Help!! Integer Math?

[Melanie]

As I understand it...

Subtracting adval-adval1 gives you positive Celcius.

Therefore adval1-adval would give you negative Celcius. The math is the same. Conversion to Farenheit is more tricky. But stop and think before you go any further...

If you Reference everything to a single numeric value... say a value of 0 in a BYTE (or WORD) variable, equals the lowest Temperature you are likely to encounter (example -100C). Do your (positive or negative math) so you have ONE positive going linear scale, from that lowest Temperature reference point. Then it's a simple matter of calculating C or F using that one variable.
Example.

Say a count of ONE of (adval-adval1) equals 1C positive then.

So...

If adval>adval1 then
TEMP=100+(adval-adval1)
else
TEMP=100-(adval1-adval)
endif

Now we have a single variable TEMP which holds a linear representation of our whole Temperature range. Now from this variable we can calculate C or F easily.
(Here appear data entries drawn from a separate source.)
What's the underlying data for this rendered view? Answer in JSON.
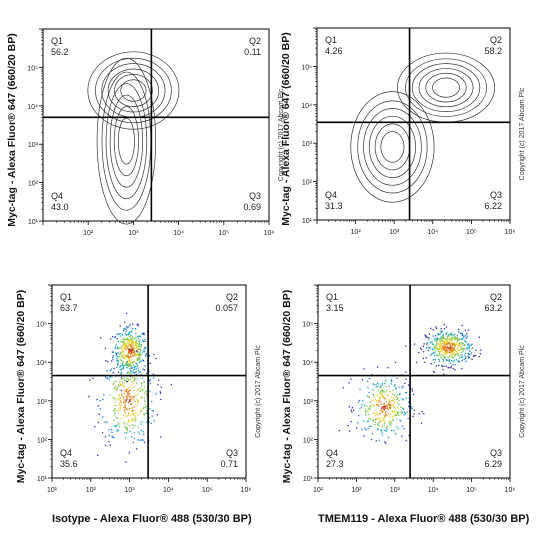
{
  "chart_data": [
    {
      "type": "contour",
      "ylabel": "Myc-tag - Alexa Fluor® 647 (660/20 BP)",
      "xlabel": "",
      "copyright": "Copyright (c) 2017 Abcam Plc",
      "x_scale": "log",
      "y_scale": "log",
      "xlim": [
        10,
        1000000
      ],
      "ylim": [
        10,
        1000000
      ],
      "x_ticks": [
        "10²",
        "10³",
        "10⁴",
        "10⁵",
        "10⁶"
      ],
      "y_ticks": [
        "10¹",
        "10²",
        "10³",
        "10⁴",
        "10⁵"
      ],
      "gate": {
        "x": 2500,
        "y": 5000
      },
      "quadrants": [
        {
          "name": "Q1",
          "value": "56.2"
        },
        {
          "name": "Q2",
          "value": "0.11"
        },
        {
          "name": "Q3",
          "value": "0.69"
        },
        {
          "name": "Q4",
          "value": "43.0"
        }
      ],
      "populations": [
        {
          "x": 1000,
          "y": 25000,
          "sx": 0.28,
          "sy": 0.28
        },
        {
          "x": 700,
          "y": 1200,
          "sx": 0.18,
          "sy": 0.6
        }
      ]
    },
    {
      "type": "contour",
      "ylabel": "Myc-tag - Alexa Fluor® 647 (660/20 BP)",
      "xlabel": "",
      "copyright": "Copyright (c) 2017 Abcam Plc",
      "x_scale": "log",
      "y_scale": "log",
      "xlim": [
        10,
        1000000
      ],
      "ylim": [
        10,
        1000000
      ],
      "x_ticks": [
        "10²",
        "10³",
        "10⁴",
        "10⁵",
        "10⁶"
      ],
      "y_ticks": [
        "10¹",
        "10²",
        "10³",
        "10⁴",
        "10⁵"
      ],
      "gate": {
        "x": 2500,
        "y": 3500
      },
      "quadrants": [
        {
          "name": "Q1",
          "value": "4.26"
        },
        {
          "name": "Q2",
          "value": "58.2"
        },
        {
          "name": "Q3",
          "value": "6.22"
        },
        {
          "name": "Q4",
          "value": "31.3"
        }
      ],
      "populations": [
        {
          "x": 22000,
          "y": 28000,
          "sx": 0.35,
          "sy": 0.25
        },
        {
          "x": 900,
          "y": 800,
          "sx": 0.3,
          "sy": 0.4
        }
      ]
    },
    {
      "type": "scatter",
      "ylabel": "Myc-tag - Alexa Fluor® 647 (660/20 BP)",
      "xlabel": "Isotype - Alexa Fluor® 488 (530/30 BP)",
      "copyright": "Copyright (c) 2017 Abcam Plc",
      "x_scale": "log",
      "y_scale": "log",
      "xlim": [
        10,
        1000000
      ],
      "ylim": [
        10,
        1000000
      ],
      "x_ticks": [
        "10¹",
        "10²",
        "10³",
        "10⁴",
        "10⁵",
        "10⁶"
      ],
      "y_ticks": [
        "10¹",
        "10²",
        "10³",
        "10⁴",
        "10⁵"
      ],
      "gate": {
        "x": 3000,
        "y": 4500
      },
      "quadrants": [
        {
          "name": "Q1",
          "value": "63.7"
        },
        {
          "name": "Q2",
          "value": "0.057"
        },
        {
          "name": "Q3",
          "value": "0.71"
        },
        {
          "name": "Q4",
          "value": "35.6"
        }
      ],
      "populations": [
        {
          "x": 1000,
          "y": 20000,
          "sx": 0.22,
          "sy": 0.3,
          "n": 420
        },
        {
          "x": 900,
          "y": 1000,
          "sx": 0.35,
          "sy": 0.55,
          "n": 380
        }
      ]
    },
    {
      "type": "scatter",
      "ylabel": "Myc-tag - Alexa Fluor® 647 (660/20 BP)",
      "xlabel": "TMEM119 - Alexa Fluor® 488 (530/30 BP)",
      "copyright": "Copyright (c) 2017 Abcam Plc",
      "x_scale": "log",
      "y_scale": "log",
      "xlim": [
        10,
        1000000
      ],
      "ylim": [
        10,
        1000000
      ],
      "x_ticks": [
        "10¹",
        "10²",
        "10³",
        "10⁴",
        "10⁵",
        "10⁶"
      ],
      "y_ticks": [
        "10¹",
        "10²",
        "10³",
        "10⁴",
        "10⁵"
      ],
      "gate": {
        "x": 2500,
        "y": 4500
      },
      "quadrants": [
        {
          "name": "Q1",
          "value": "3.15"
        },
        {
          "name": "Q2",
          "value": "63.2"
        },
        {
          "name": "Q3",
          "value": "6.29"
        },
        {
          "name": "Q4",
          "value": "27.3"
        }
      ],
      "populations": [
        {
          "x": 25000,
          "y": 25000,
          "sx": 0.3,
          "sy": 0.22,
          "n": 480
        },
        {
          "x": 500,
          "y": 700,
          "sx": 0.35,
          "sy": 0.4,
          "n": 360
        }
      ]
    }
  ]
}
In our above example a count of 100 is 0C. Anything over 100 is positive, and anything lower than 100 is negative.

If TEMP<100 then
TEMPB=100-TEMP
LCDOut "-",#TEMPB," C"
else
TEMPB=TEMP-100
LCDOut #TEMPB, "C"
endif

[scottl]

Hi Melanie,

I have been out of the office today! I was working on this late last night and come up with the following:

if adval > adval1 then
celsius = adval - adval1
farenheit = (celsius * 18)/10
farenheit = farenheit + 32
status = 0
else
celsius = adval1 - adval
farenheit = (celsius * 9)/5
farenheit = 32 - farenheit
status = 1
endif

if (status = 1) & (celsius > 32) then
sign = "-"
else
sign = "+"
endif

I will try your code tonight!

Thanks for your help,

Scott